Lévy è sempre presente, inizialmente nel suo elegante cappotto nero, poi, man mano
che si addentra nella zona di guerra, passa ad abiti più consoni, tuttavia il
suo non sembra un presenzialismo narcisista o fine a sé stesso. Parla con tutti
i principali attori politici, da Zelensky a Porošenko alla Tymošenko, ma riesce
a contattare anche Ilya Samoilenko, assediato, senza speranza di cavarsela, con
il suo Reggimento Azov dentro le citate acciaierie Azovstal in Mariupol. Lévy è
certamente un artista eclettico, filosofo, saggista e giornalista, recita la
sua biografia, e sa che se un’immagine vale mille parole –e infatti sta appunto
dirigendo un film– ma sa anche che l’uso di queste è cruciale al fine di far
arrivare il messaggio. Pourquoi l’Ukraine è punteggiato da frasi ad
effetto che si alternano a scene o a concetti che lasciano il segno. Dalla
risposta di Zelenski a Biden che gli offriva una via di fuga, “Ho bisogno di
munizioni, non di un taxi”, alla definizione di Mariupol’, “La Guernica ucraina”

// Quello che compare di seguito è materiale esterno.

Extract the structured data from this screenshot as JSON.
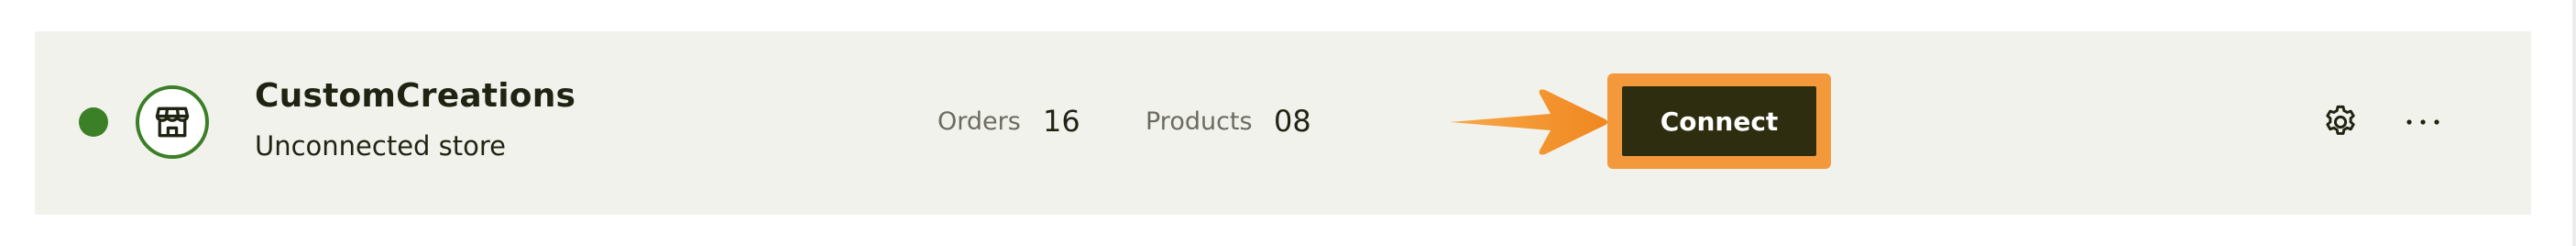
{
  "store": {
    "name": "CustomCreations",
    "status_text": "Unconnected store",
    "status_color": "#3b7f27"
  },
  "metrics": {
    "orders_label": "Orders",
    "orders_value": "16",
    "products_label": "Products",
    "products_value": "08"
  },
  "actions": {
    "connect_label": "Connect",
    "connect_highlight_color": "#f3993b",
    "connect_bg_color": "#2f2d0f",
    "settings_icon": "gear-icon",
    "more_icon": "more-horizontal-icon"
  }
}
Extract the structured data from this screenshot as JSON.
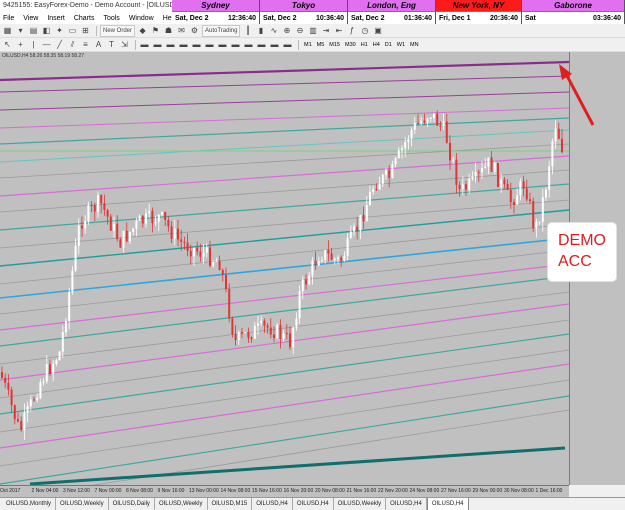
{
  "window": {
    "title": "9425155: EasyForex-Demo - Demo Account - [OILUSD,H4]"
  },
  "clocks": [
    {
      "city": "Sydney",
      "date": "Sat, Dec 2",
      "time": "12:36:40",
      "color": "#e070f0",
      "w": 88
    },
    {
      "city": "Tokyo",
      "date": "Sat, Dec 2",
      "time": "10:36:40",
      "color": "#e070f0",
      "w": 88
    },
    {
      "city": "London, Eng",
      "date": "Sat, Dec 2",
      "time": "01:36:40",
      "color": "#e070f0",
      "w": 88
    },
    {
      "city": "New York, NY",
      "date": "Fri, Dec 1",
      "time": "20:36:40",
      "color": "#ff1a1a",
      "w": 86
    },
    {
      "city": "Gaborone",
      "date": "Sat",
      "time": "03:36:40",
      "color": "#e070f0",
      "w": 103
    }
  ],
  "menu": [
    "File",
    "View",
    "Insert",
    "Charts",
    "Tools",
    "Window",
    "Help"
  ],
  "toolbar": {
    "new_order": "New Order",
    "autotrading": "AutoTrading",
    "timeframes": [
      "M1",
      "M5",
      "M15",
      "M30",
      "H1",
      "H4",
      "D1",
      "W1",
      "MN"
    ]
  },
  "chart": {
    "info": "OILUSD,H4  58.26 58.35 58.19 58.27",
    "demo_label_1": "DEMO",
    "demo_label_2": "ACC",
    "dates": [
      "Oct 2017",
      "2 Nov 04:00",
      "3 Nov 12:00",
      "7 Nov 00:00",
      "8 Nov 08:00",
      "9 Nov 16:00",
      "13 Nov 00:00",
      "14 Nov 08:00",
      "15 Nov 16:00",
      "16 Nov 20:00",
      "20 Nov 08:00",
      "21 Nov 16:00",
      "22 Nov 20:00",
      "24 Nov 08:00",
      "27 Nov 16:00",
      "29 Nov 00:00",
      "30 Nov 08:00",
      "1 Dec 16:00"
    ]
  },
  "tabs": [
    "OILUSD,Monthly",
    "OILUSD,Weekly",
    "OILUSD,Daily",
    "OILUSD,Weekly",
    "OILUSD,M15",
    "OILUSD,H4",
    "OILUSD,H4",
    "OILUSD,Weekly",
    "OILUSD,H4",
    "OILUSD,H4"
  ],
  "active_tab_index": 9,
  "colors": {
    "chart_bg": "#c0c0c0",
    "bull": "#ffffff",
    "bear": "#e23434",
    "arrow": "#e02020"
  }
}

nel commento del film, come detto, opera dello stesso Lévy. Poi l’esplicita
accusa ai militari russi protagonisti dei crimini di Bucha e Irpin, “Un
esercito di codardi che si è vendicato contro i civili” per l’indomita
resistenza delle truppe ucraine, al pesante rimprovero per Stati Uniti ed Europa,
rei di assistere muti e inermi “All’apocalisse diffuso in Tv come una
telenovela”. Ma anche il rispetto per l’attenzione tutta ucraina per i caduti
in battaglia, un’altra forma di resistenza all’aggressore, secondo
l’intellettuale francese, e un pizzico di speranza, coi bambini che, per gioco,
inscenano un posto di blocco e fermano le auto proprio come dei veri militari. Ironia
se n’è vede tutto sommato poca, anche perché lo stesso presidente ucraino, ex
attore comico, conferma che non è esattamente il momento. In questo terreno il
campo è lasciato agli invasori che, su un muro di Bucha, simbolo assoluto dell’inumana,
spietata e criminale aggressione, hanno lasciato un murales che è firma
emblematica del loro rispetto per la vita umana: “Dalla Russia con amore”.